80 for Brady12A
With the undoubted popularity of sport around the world, it’s no surprise that many of them have featured in film over the years, with the likes of baseball (Field of Dreams), athletics (Chariots of Fire), and of course boxing (Rocky), to name just a few, all being represented on the big screen.
And although its popularity has remained firmly on home soil, it’s almost ironic that films about American Football have travelled better than the sport itself, that have included the likes of Friday Night Lights, The Blind Side and Remember the Titans.
It’s no surprise then that the sporting institution appears in yet another film, but this time, it goes head to head against some film institutions in the form of Jane Fonda, Lily Tomlin, Sally Field and Rita Moreno. But can these two institutions play ball together?
2017 and four mature friends Lou (Tomlin), Trish (Fonda), Betty (Field), and Maura (Moreno) are enjoying watching a game of football on TV, featuring their team the New England Patriots, and their favourite player Tom Brady.
When the Patriots win, Lou suggests that they all go to the Super Bowl and watch the team live, but as they quickly realise, it would work out to be too expensive. But when they see a TV sportscast offering four free tickets, it feels like a dream come true. All they have to do is win them.
If they manage that, they intend to really enjoy themselves, and who knows, even get to meet their hero Brady (Brady) in the flesh.
Now any film that features four strong roles for women in their mid seventies to eighties is going to have a niche audience. So when you throw in the secondary storyline of US football, something niche, just got way niche-r.

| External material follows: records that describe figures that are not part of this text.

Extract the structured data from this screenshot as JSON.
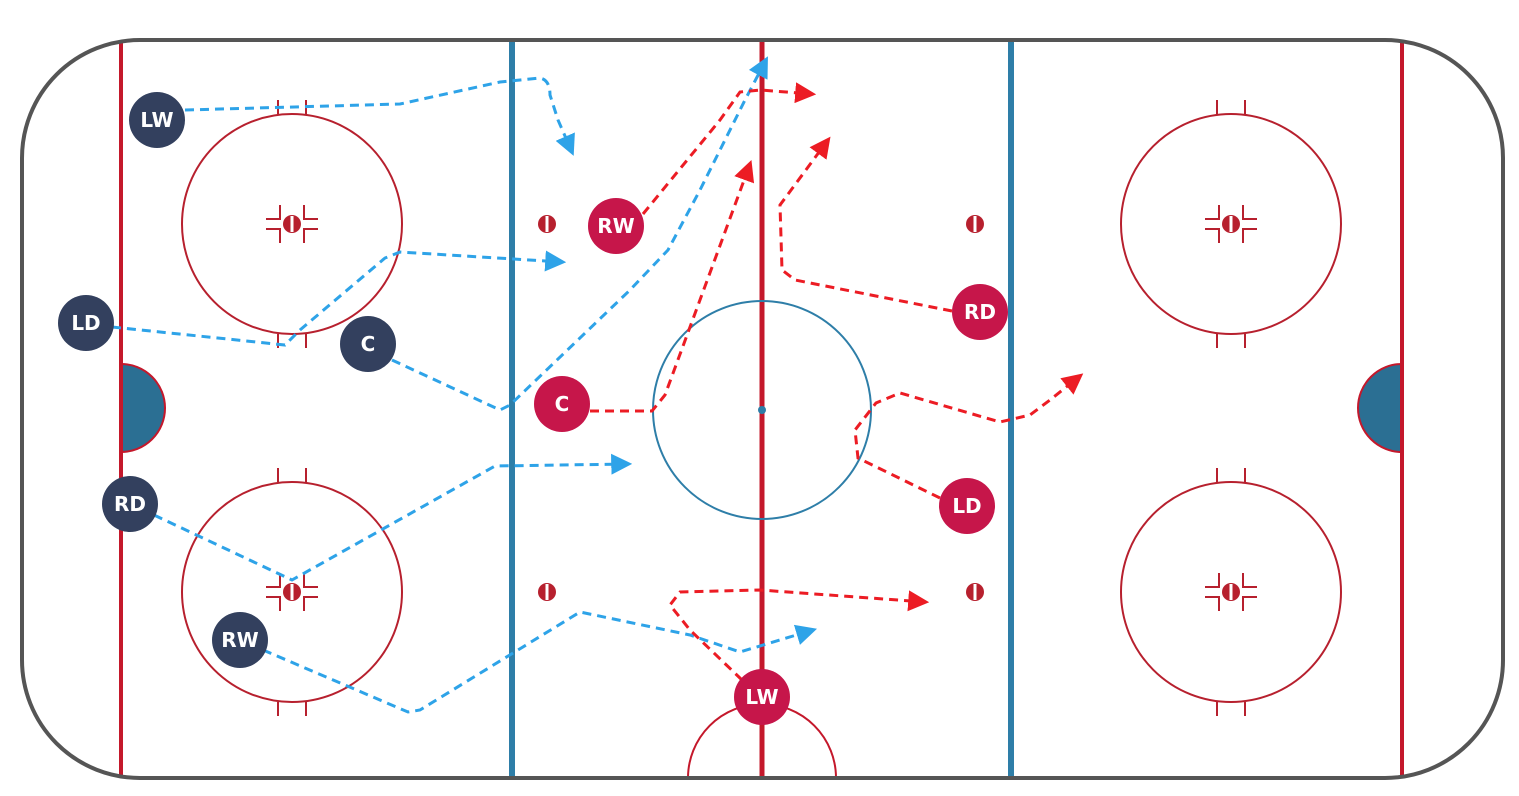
{
  "colors": {
    "boards": "#555555",
    "red_line": "#c4182b",
    "blue_line": "#2e7ea8",
    "circle": "#b7202e",
    "center_circle": "#2e7ea8",
    "crease": "#2b6f93",
    "team_dark": "#33405e",
    "team_red": "#c6164a",
    "blue_arrow": "#2ea3e8",
    "red_arrow": "#ec1c24"
  },
  "players": {
    "dark_lw": "LW",
    "dark_ld": "LD",
    "dark_c": "C",
    "dark_rd": "RD",
    "dark_rw": "RW",
    "red_rw": "RW",
    "red_c": "C",
    "red_rd": "RD",
    "red_ld": "LD",
    "red_lw": "LW"
  }
}
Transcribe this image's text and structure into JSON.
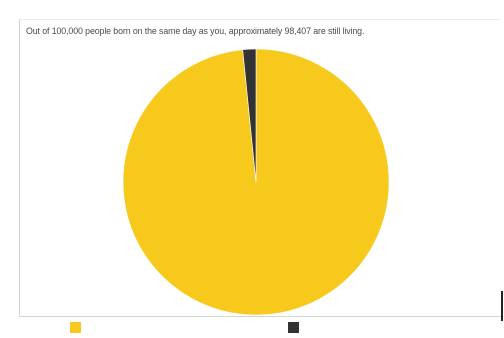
{
  "chart_data": {
    "type": "pie",
    "title": "Out of 100,000 people born on the same day as you, approximately 98,407 are still living.",
    "slices": [
      {
        "label": "",
        "value": 98407,
        "color": "#f7c91d"
      },
      {
        "label": "",
        "value": 1593,
        "color": "#333333"
      }
    ],
    "total": 100000,
    "legend_position": "bottom"
  }
}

And even though it’s loosely based on a true story, its execution is downright lousy. The writing overall is of such a poor quality, that it feels like writers Sarah Haskins and Emily Halpern, didn’t just phone it in, but texted it in, and mostly using emojis. Certainly the cast don’t deserve it, with their impressive careers behind them all, with this effort making the most standard Hallmark film of the week look like an Oscar Best Picture winner in comparison.
To make matters worse, it feels heavily endorsed by the NFL itself, with the whole film coming across as if it’s a shameful feature length corporate video.
The result is a cinematic fumble of epic proportions, featuring a number of scenes with genuine icons of the big screen being nothing short of embarrassing.
Even if you happen to be the only person in the world who just so happens to be a fan of all the leading ladies and US football, there’s little chance this dud will entertain you in any shape or form.
Considering the talent involved, and a possible heart-warming tale based on a real event, this mess of a project most definitely dropped the ball on this one.